Menyinari negeri dengan sikap antikorupsi tidak perlu dengan sikap yang muluk-muluk menurut saya. Mulailah perbaiki diri Anda sendiri, lantas berilah pengaruh positif ke lingkungan sekitar. Kurang tepat jika kita tidak melakukan “pemanasan” tapi langsung sprint dan melakukan langkah besar. Sejarah mencatat bahwa perubahan dunia tidak terjadi secara tiba-tiba. Jarang ada penemuan hebat di bidang sains ataupun sosial yang dalam percobaan pertama kali langsung sukses dan memenangkan nobel. Sebaiknya kita berfikir besar, melangkah kecil-kecil. Bukan berfikir kecil dengan langkah besar tanpa tahu bahwa jalan yang telah kita lewati seperti apa.
Thomas Alfa Edison mengatakan bahwa banyak kegagalan dalam hidup ini dikarenakan orang-orang tidak menyadari betapa dekatnya mereka dengan keberhasilan ketika mereka menyerah.

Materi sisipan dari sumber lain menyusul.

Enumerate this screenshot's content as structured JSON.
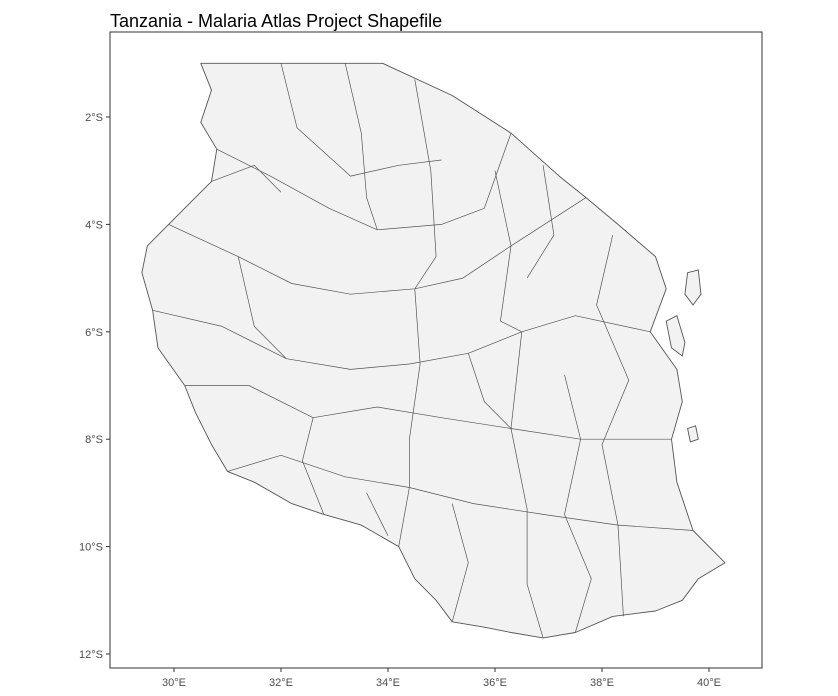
{
  "title": "Tanzania - Malaria Atlas Project Shapefile",
  "axes": {
    "x_ticks": [
      {
        "value": 30,
        "label": "30°E"
      },
      {
        "value": 32,
        "label": "32°E"
      },
      {
        "value": 34,
        "label": "34°E"
      },
      {
        "value": 36,
        "label": "36°E"
      },
      {
        "value": 38,
        "label": "38°E"
      },
      {
        "value": 40,
        "label": "40°E"
      }
    ],
    "y_ticks": [
      {
        "value": -2,
        "label": "2°S"
      },
      {
        "value": -4,
        "label": "4°S"
      },
      {
        "value": -6,
        "label": "6°S"
      },
      {
        "value": -8,
        "label": "8°S"
      },
      {
        "value": -10,
        "label": "10°S"
      },
      {
        "value": -12,
        "label": "12°S"
      }
    ],
    "xlim": [
      28.8,
      41.0
    ],
    "ylim": [
      -12.2,
      -0.4
    ]
  },
  "map": {
    "region": "Tanzania",
    "fill": "#f2f2f2",
    "stroke": "#555555",
    "panel_border": "#333333",
    "outline": [
      [
        30.5,
        -1.0
      ],
      [
        31.4,
        -1.0
      ],
      [
        33.9,
        -1.0
      ],
      [
        35.2,
        -1.6
      ],
      [
        36.3,
        -2.3
      ],
      [
        37.2,
        -3.1
      ],
      [
        37.7,
        -3.5
      ],
      [
        38.3,
        -4.0
      ],
      [
        39.0,
        -4.6
      ],
      [
        39.2,
        -5.2
      ],
      [
        38.9,
        -6.0
      ],
      [
        39.4,
        -6.7
      ],
      [
        39.5,
        -7.3
      ],
      [
        39.3,
        -8.0
      ],
      [
        39.4,
        -8.8
      ],
      [
        39.7,
        -9.7
      ],
      [
        40.3,
        -10.3
      ],
      [
        39.8,
        -10.6
      ],
      [
        39.5,
        -11.0
      ],
      [
        39.0,
        -11.2
      ],
      [
        38.2,
        -11.3
      ],
      [
        37.5,
        -11.6
      ],
      [
        36.9,
        -11.7
      ],
      [
        36.3,
        -11.6
      ],
      [
        35.8,
        -11.5
      ],
      [
        35.2,
        -11.4
      ],
      [
        34.9,
        -11.0
      ],
      [
        34.5,
        -10.6
      ],
      [
        34.2,
        -10.0
      ],
      [
        33.5,
        -9.6
      ],
      [
        32.8,
        -9.4
      ],
      [
        32.2,
        -9.2
      ],
      [
        31.5,
        -8.8
      ],
      [
        31.0,
        -8.6
      ],
      [
        30.7,
        -8.1
      ],
      [
        30.4,
        -7.5
      ],
      [
        30.2,
        -7.0
      ],
      [
        29.7,
        -6.3
      ],
      [
        29.6,
        -5.6
      ],
      [
        29.4,
        -4.9
      ],
      [
        29.5,
        -4.4
      ],
      [
        29.9,
        -4.0
      ],
      [
        30.3,
        -3.6
      ],
      [
        30.7,
        -3.2
      ],
      [
        30.8,
        -2.6
      ],
      [
        30.5,
        -2.1
      ],
      [
        30.7,
        -1.5
      ]
    ],
    "borders": [
      [
        [
          32.0,
          -1.0
        ],
        [
          32.3,
          -2.2
        ],
        [
          33.3,
          -3.1
        ],
        [
          34.2,
          -2.9
        ],
        [
          35.0,
          -2.8
        ]
      ],
      [
        [
          30.8,
          -2.6
        ],
        [
          31.8,
          -3.1
        ],
        [
          32.9,
          -3.7
        ],
        [
          33.8,
          -4.1
        ],
        [
          35.0,
          -4.0
        ],
        [
          35.8,
          -3.7
        ],
        [
          36.3,
          -2.3
        ]
      ],
      [
        [
          29.9,
          -4.0
        ],
        [
          31.2,
          -4.6
        ],
        [
          32.2,
          -5.1
        ],
        [
          33.3,
          -5.3
        ],
        [
          34.5,
          -5.2
        ],
        [
          35.4,
          -5.0
        ],
        [
          36.3,
          -4.4
        ],
        [
          37.7,
          -3.5
        ]
      ],
      [
        [
          29.6,
          -5.6
        ],
        [
          30.9,
          -5.9
        ],
        [
          32.1,
          -6.5
        ],
        [
          33.3,
          -6.7
        ],
        [
          34.4,
          -6.6
        ],
        [
          35.5,
          -6.4
        ],
        [
          36.5,
          -6.0
        ],
        [
          37.5,
          -5.7
        ],
        [
          38.9,
          -6.0
        ]
      ],
      [
        [
          30.2,
          -7.0
        ],
        [
          31.4,
          -7.0
        ],
        [
          32.6,
          -7.6
        ],
        [
          33.8,
          -7.4
        ],
        [
          35.0,
          -7.6
        ],
        [
          36.3,
          -7.8
        ],
        [
          37.6,
          -8.0
        ],
        [
          39.3,
          -8.0
        ]
      ],
      [
        [
          31.0,
          -8.6
        ],
        [
          32.0,
          -8.3
        ],
        [
          33.2,
          -8.7
        ],
        [
          34.4,
          -8.9
        ],
        [
          35.6,
          -9.2
        ],
        [
          36.9,
          -9.4
        ],
        [
          38.3,
          -9.6
        ],
        [
          39.7,
          -9.7
        ]
      ],
      [
        [
          33.2,
          -1.0
        ],
        [
          33.5,
          -2.3
        ],
        [
          33.6,
          -3.5
        ],
        [
          33.8,
          -4.1
        ]
      ],
      [
        [
          34.5,
          -1.3
        ],
        [
          34.8,
          -3.0
        ],
        [
          34.9,
          -4.6
        ],
        [
          34.5,
          -5.2
        ],
        [
          34.6,
          -6.6
        ],
        [
          34.4,
          -8.0
        ],
        [
          34.4,
          -8.9
        ],
        [
          34.2,
          -10.0
        ]
      ],
      [
        [
          36.0,
          -3.0
        ],
        [
          36.3,
          -4.4
        ],
        [
          36.1,
          -5.8
        ],
        [
          36.5,
          -6.0
        ],
        [
          36.3,
          -7.8
        ],
        [
          36.6,
          -9.3
        ],
        [
          36.6,
          -10.7
        ],
        [
          36.9,
          -11.7
        ]
      ],
      [
        [
          38.2,
          -4.2
        ],
        [
          37.9,
          -5.5
        ],
        [
          38.5,
          -6.9
        ],
        [
          38.0,
          -8.1
        ],
        [
          38.3,
          -9.6
        ],
        [
          38.4,
          -11.3
        ]
      ],
      [
        [
          31.2,
          -4.6
        ],
        [
          31.5,
          -5.9
        ],
        [
          32.1,
          -6.5
        ]
      ],
      [
        [
          32.6,
          -7.6
        ],
        [
          32.4,
          -8.4
        ],
        [
          32.8,
          -9.4
        ]
      ],
      [
        [
          35.5,
          -6.4
        ],
        [
          35.8,
          -7.3
        ],
        [
          36.3,
          -7.8
        ]
      ],
      [
        [
          37.3,
          -6.8
        ],
        [
          37.6,
          -8.0
        ],
        [
          37.3,
          -9.4
        ],
        [
          37.8,
          -10.6
        ],
        [
          37.5,
          -11.6
        ]
      ],
      [
        [
          30.7,
          -3.2
        ],
        [
          31.5,
          -2.9
        ],
        [
          32.0,
          -3.4
        ]
      ],
      [
        [
          35.2,
          -9.2
        ],
        [
          35.5,
          -10.3
        ],
        [
          35.2,
          -11.4
        ]
      ],
      [
        [
          33.6,
          -9.0
        ],
        [
          34.0,
          -9.8
        ]
      ],
      [
        [
          36.9,
          -2.9
        ],
        [
          37.1,
          -4.2
        ],
        [
          36.6,
          -5.0
        ]
      ]
    ],
    "islands": [
      [
        [
          39.6,
          -4.9
        ],
        [
          39.8,
          -4.85
        ],
        [
          39.85,
          -5.3
        ],
        [
          39.7,
          -5.5
        ],
        [
          39.55,
          -5.3
        ]
      ],
      [
        [
          39.2,
          -5.8
        ],
        [
          39.4,
          -5.7
        ],
        [
          39.55,
          -6.2
        ],
        [
          39.5,
          -6.45
        ],
        [
          39.3,
          -6.3
        ]
      ],
      [
        [
          39.6,
          -7.8
        ],
        [
          39.75,
          -7.75
        ],
        [
          39.8,
          -8.0
        ],
        [
          39.65,
          -8.05
        ]
      ]
    ]
  }
}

Jadi, tak perlu kita takut dengan keanehan yang bakal mendera kita ketika kita membuat perubahan kecil dalam perilaku sehari-hari. Mulailah dari diri kita sendiri dan dari hal yang sederhana.
Menulis hal ini layaknya sebuah ungkapan kegalauan hati saya dengan perilaku saya pribadi dan teman-teman saya yang masih saja sering melakukan hal-hal tidak ber-value added padahal setiap dari kita dapat kuliah dengan gratis di sini karena dibiayai oleh seluruh warga Negara Indonesia melalui pajak dan pendapatan BLU lainnya. Semoga dapat menjadi sebuah renungan bagi saya pribadi dan juga Anda.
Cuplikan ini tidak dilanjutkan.